In Files, North Korea Contradicts U.S. Intelligence

Team Infidel

Forum Spin Doctor
New York Times
May 31, 2008 By Helene Cooper
WASHINGTON — An 18,000-page declaration submitted by North Korea to the United States is stirring debate about whether American intelligence agencies previously overstated how much plutonium the Pyongyang government might have produced for its nuclear weapons program.
Bush administration officials have declined to comment on the declaration, which State Department officials say will take weeks to study, but they have indicated that North Korea is acknowledging it produced 37 kilograms of plutonium, or about 81 pounds.
That total would be more than the 30 kilograms that North Korea has acknowledged previously but somewhat less than the 40 to 50 kilograms that American intelligence agencies had calculated in the past. Estimates on how many nuclear bombs North Korea could wring from its plutonium program have ranged from 6 to 10.
No one in the administration is prepared to accept the documents at face value, a Bush administration official said, and some intelligence analysts are particularly wary of the numbers they have seen so far.
“We’re coming to an important juncture in this process,” Christopher R. Hill, the chief North Korea nuclear negotiator, told reporters in Moscow on Friday after meeting with his Russian counterpart and after meetings this week in Beijing with North Korean officials. Mr. Hill said that the North Koreans were working very hard on the overall plutonium declaration.
State Department officials have assembled a team of reactor experts and translators to go through the seven boxes of plutonium documents in hand. The documents go back to 1987 and contain information about North Korea’s three major campaigns to reprocess plutonium for weapons — in 1990, 2003 and 2005, administration officials said.
The documents do not include any information about North Korea’s uranium program or proliferation activities. The declaration is part of what officials call a six-party nuclear agreement — still a work in progress — among North Korea, the United States, Russia, China, Japan and South Korea for the denuclearization of the Korean Peninsula.
The declaration and the agreement are facing skepticism from Congress and from more hard-line North Korea experts who say that the North cannot be trusted.
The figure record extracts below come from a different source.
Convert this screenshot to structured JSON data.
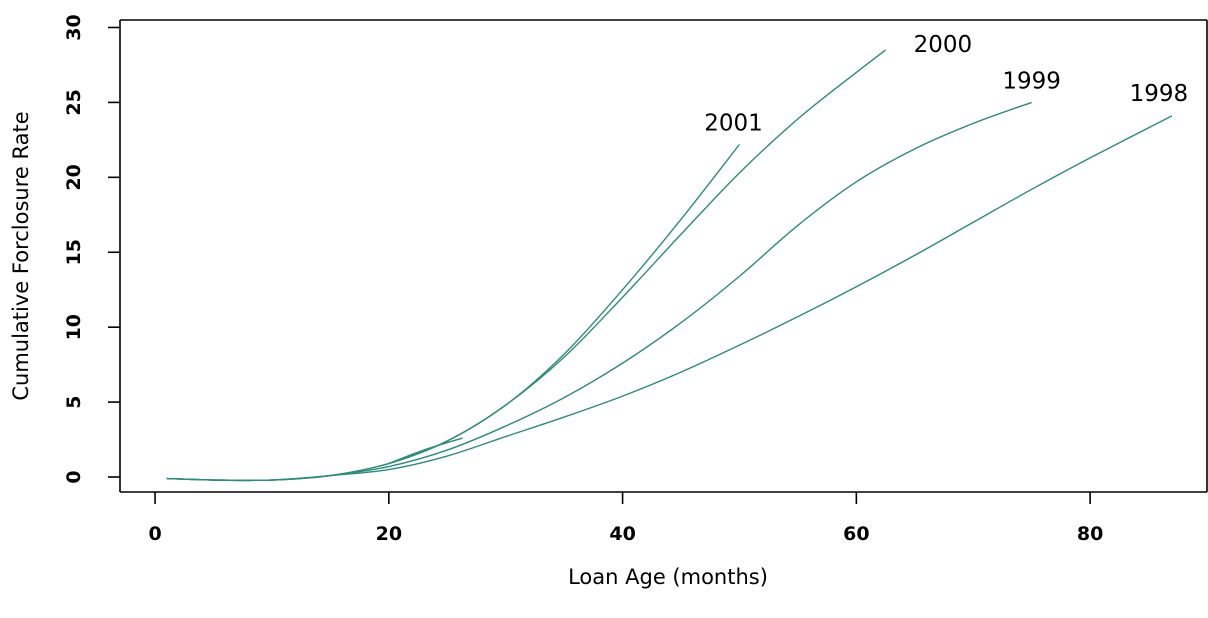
{
  "chart_data": {
    "type": "line",
    "title": "",
    "xlabel": "Loan Age (months)",
    "ylabel": "Cumulative Forclosure Rate",
    "xlim": [
      -3,
      90
    ],
    "ylim": [
      -1,
      30.5
    ],
    "xticks": [
      0,
      20,
      40,
      60,
      80
    ],
    "yticks": [
      0,
      5,
      10,
      15,
      20,
      25,
      30
    ],
    "grid": false,
    "legend": "none",
    "line_color": "#2e8b7a",
    "series": [
      {
        "name": "2001",
        "x": [
          1,
          5,
          10,
          15,
          20,
          25,
          30,
          35,
          40,
          45,
          50
        ],
        "y": [
          -0.1,
          -0.2,
          -0.2,
          0.1,
          0.9,
          2.4,
          4.8,
          8.2,
          12.5,
          17.2,
          22.2
        ]
      },
      {
        "name": "2000",
        "x": [
          1,
          5,
          10,
          15,
          20,
          25,
          30,
          35,
          40,
          45,
          50,
          55,
          60,
          62.5
        ],
        "y": [
          -0.1,
          -0.2,
          -0.2,
          0.1,
          0.9,
          2.4,
          4.8,
          8.0,
          12.0,
          16.2,
          20.3,
          23.9,
          27.0,
          28.5
        ]
      },
      {
        "name": "1999",
        "x": [
          1,
          5,
          10,
          15,
          20,
          25,
          30,
          35,
          40,
          45,
          50,
          55,
          60,
          65,
          70,
          75
        ],
        "y": [
          -0.1,
          -0.2,
          -0.2,
          0.1,
          0.7,
          1.8,
          3.4,
          5.3,
          7.6,
          10.3,
          13.4,
          16.8,
          19.7,
          21.9,
          23.6,
          25.0
        ]
      },
      {
        "name": "1998",
        "x": [
          1,
          5,
          10,
          15,
          20,
          25,
          30,
          35,
          40,
          45,
          50,
          55,
          60,
          65,
          70,
          75,
          80,
          87
        ],
        "y": [
          -0.1,
          -0.2,
          -0.2,
          0.1,
          0.5,
          1.4,
          2.7,
          4.0,
          5.4,
          7.0,
          8.8,
          10.7,
          12.7,
          14.8,
          17.0,
          19.2,
          21.3,
          24.1
        ]
      },
      {
        "name": "",
        "x": [
          20,
          23,
          26.3
        ],
        "y": [
          0.9,
          1.8,
          2.6
        ]
      }
    ]
  }
}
A former diplomat who recently met with North Korean officials said Thursday at a forum on North Korea that the North was not planning to give up all of its nuclear weapons or material.
The former diplomat, Charles L. Pritchard, who is now head of the Korea Economic Institute and was a North Korea policy coordinator under Presidents Clinton and Bush, said the North Korean officials told him they would destroy their nuclear facilities but not necessarily destroy the weapons and material already manufactured. Mr. Pritchard said the North Koreans also told him they expected to be provided with light-water reactors for dismantling their nuclear installations.
Tom Casey, the deputy spokesman for the State Department, said: “With all due respect to Mr. Pritchard, he’s a former government official. I’m not sure who he’s talking to. But I think the secretary, the president and Chris Hill have all made clear that we expect the North Koreans to provide us a declaration that meets the requirements of the six parties.”
The question of uranium could also eventually confront American intelligence agencies with an even bigger challenge, if the North Koreans ever get around to completing a declaration about any nuclear activities involving uranium. The United States has long asserted that North Korea’s weapons efforts included the enrichment of uranium, but the North has denied having an uranium program.